Em Imperatriz (MA), sede da Engefort, a principal obra feita pela empreiteira com recursos de contrato com a Codevasf tem menos de dois anos e buracos enormes, apesar de ter passado por uma reforma.
Em 2021, a Folha mostrou que uma obra da Codevasf na região de Petrolina (PE) é chamada de farofa ou Sonrisal, em referência ao esfarelamento dos trechos pavimentados.
A expansão da Codevasf foi possível por dobradinha de Bolsonaro com líderes do centrão. O primo do presidente da Câmara, Arthur Lira (PP-AL), foi escalado para comandar a superintendência da estatal em Alagoas, por exemplo.
Em 2020, o presidente fez um aceno ao então ministro do Desenvolvimento Regional, Rogério Marinho (PL-RN), e ao então presidente do Senado, Davi Alcolumbre (DEM-AP), ao sancionar o projeto de lei que mudou a atuação da estatal.
Os estados de Marinho e Alcolumbre foram contemplados com a nova lei. Como mostrou a Folha, ambos tiveram reuniões na Codevasf com representantes da Engefort nas quais as conversas não foram registradas em ata.

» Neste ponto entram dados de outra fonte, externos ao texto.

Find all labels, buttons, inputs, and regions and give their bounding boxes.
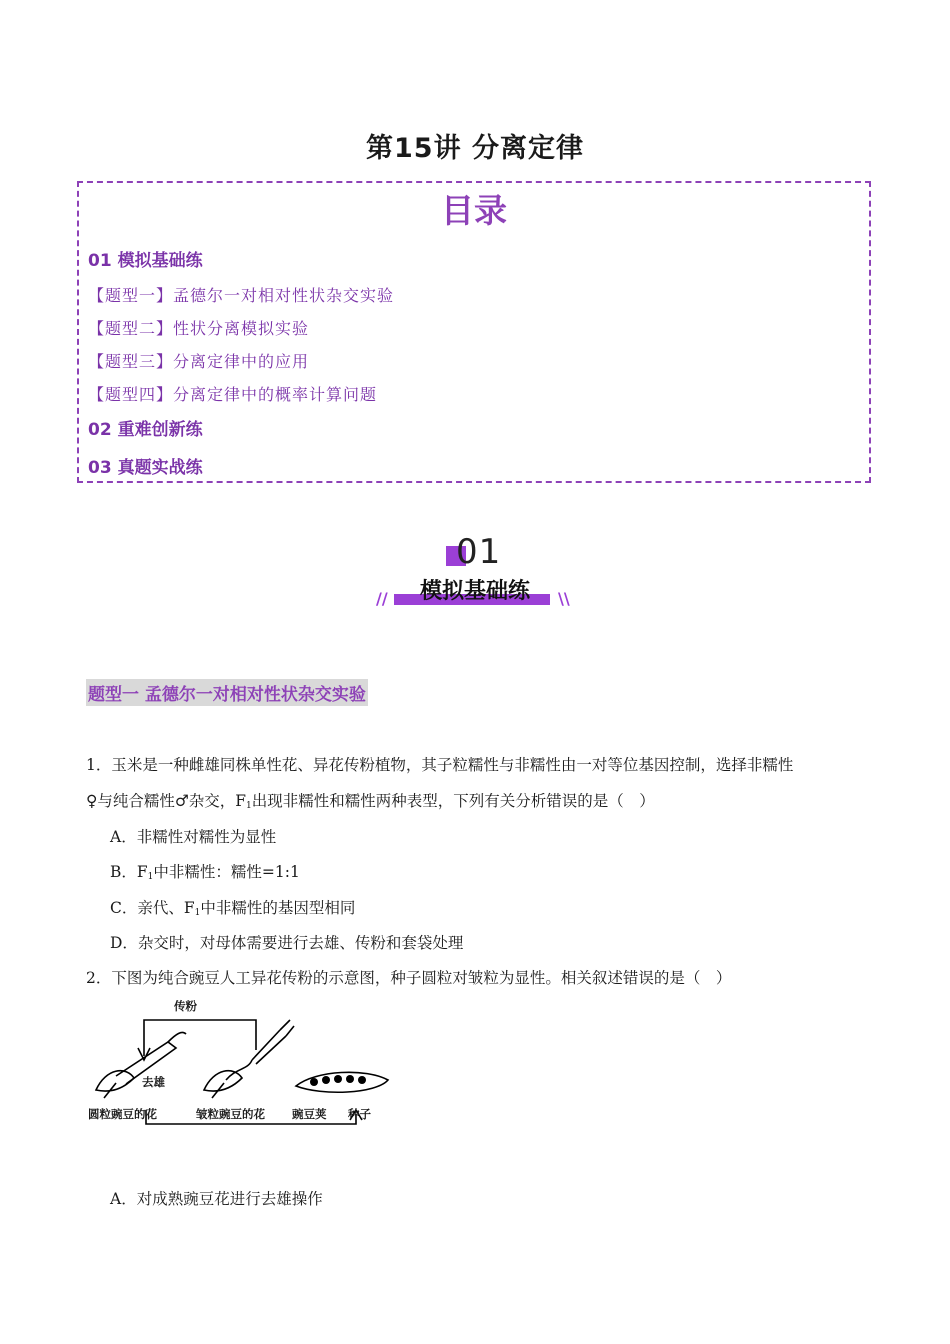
- toc-section-2[interactable]: 02 重难创新练: [88, 420, 203, 440]
- label-pea-pod: 豌豆荚: [292, 1107, 327, 1121]
- toc-item-type1[interactable]: 【题型一】孟德尔一对相对性状杂交实验: [88, 286, 395, 305]
- question-1-option-b[interactable]: B．$F_1$中非糯性：糯性=1:1: [110, 863, 300, 882]
- question-type-heading: 题型一 孟德尔一对相对性状杂交实验: [86, 679, 368, 706]
- question-1-option-d[interactable]: D．杂交时，对母体需要进行去雄、传粉和套袋处理: [110, 934, 464, 952]
- page-title: 第15讲 分离定律: [366, 133, 584, 164]
- table-of-contents: [77, 181, 871, 483]
- banner-slash-right-decoration: \\: [558, 589, 570, 608]
- toc-item-type2[interactable]: 【题型二】性状分离模拟实验: [88, 319, 310, 338]
- toc-section-1[interactable]: 01 模拟基础练: [88, 251, 203, 271]
- toc-section-3[interactable]: 03 真题实战练: [88, 458, 203, 478]
- question-1-stem-line-2: ♀与纯合糯性♂杂交，$F_1$出现非糯性和糯性两种表型，下列有关分析错误的是（ ）: [86, 792, 655, 811]
- label-pollination: 传粉: [174, 999, 197, 1013]
- question-1-option-a[interactable]: A．非糯性对糯性为显性: [110, 828, 277, 846]
- banner-slash-left-decoration: //: [376, 589, 388, 608]
- question-1-option-c[interactable]: C．亲代、$F_1$中非糯性的基因型相同: [110, 899, 356, 918]
- question-2-option-a[interactable]: A．对成熟豌豆花进行去雄操作: [110, 1190, 323, 1208]
- label-round-flower: 圆粒豌豆的花: [88, 1107, 157, 1121]
- toc-item-type4[interactable]: 【题型四】分离定律中的概率计算问题: [88, 385, 378, 404]
- label-emasculation: 去雄: [142, 1075, 165, 1089]
- label-wrinkled-flower: 皱粒豌豆的花: [196, 1107, 265, 1121]
- section-banner: [370, 534, 580, 614]
- banner-number: 01: [456, 532, 502, 572]
- banner-label: 模拟基础练: [419, 579, 530, 604]
- question-2-stem: 2．下图为纯合豌豆人工异花传粉的示意图，种子圆粒对皱粒为显性。相关叙述错误的是（ ）: [86, 969, 732, 987]
- toc-heading: 目录: [441, 191, 507, 230]
- pollination-diagram: [86, 998, 396, 1128]
- label-seed: 种子: [348, 1107, 371, 1121]
- question-1-stem-line-1: 1．玉米是一种雌雄同株单性花、异花传粉植物，其子粒糯性与非糯性由一对等位基因控制，选择非糯性: [86, 756, 794, 774]
- toc-item-type3[interactable]: 【题型三】分离定律中的应用: [88, 352, 310, 371]
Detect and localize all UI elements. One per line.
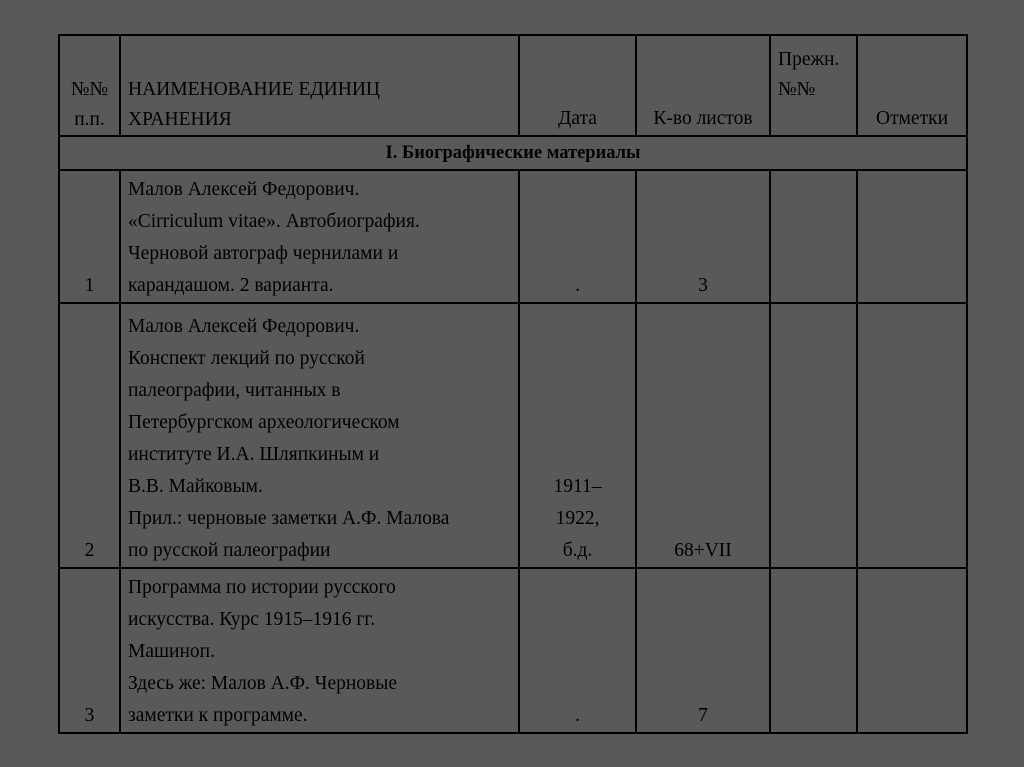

A companhia disse, em nota, que os encontros trataram de temas de interesse institucional e de obras da empresa.
Desde a criação das emendas de relator, que passaram a valer no Orçamento de 2020, as definição dos empenhos da Codevasf ocorrem nos últimos dias de cada ano, deixando para o Orçamento seguinte um bolo cada vez maior de "restos a pagar".
Ou seja, a empresa tem um volume cada vez maior de empenhos que devem ser quitados mais para frente. Em 2021 havia R$ 1,5 bilhão inscrito em restos a pagar, valor que saltou a R$ 3,6 bilhões no ano seguinte.
Em nota, a empresa afirmou que essa taxa por cada emenda parlamentar é usada "em serviços de operacionalização e em atividades de fiscalização associadas à execução das emendas, para cobertura de custos diretos e indiretos."
A empresa também disse que a dedução está prevista na Lei de Diretrizes Orçamentárias, mas não explicou como fixou o percentual cobrado. "Os recursos são necessários para que a companhia tenha meios de realizar as ações e assegure eficiência à implantação de projetos de desenvolvimento regional."
A Codevasf ainda afirma que tem sólida estrutura de governança e que atua em "permanente cooperação com órgãos de fiscalização e controle, para contínuo aperfeiçoamento de procedimentos."
A empresa pública também disse que as nomeações aos cargos da companhia observam requisitos da lei 13.303/2016, que trata das estatais.
"A diretoria da empresa é composta por profissionais com qualificação e experiência cujos nomes são aprovados pela instância de nomeação e destituição, que é o Conselho de Administração. A execução de emendas ao Orçamento atende parlamentares de filiações partidárias diversas", disse a companhia.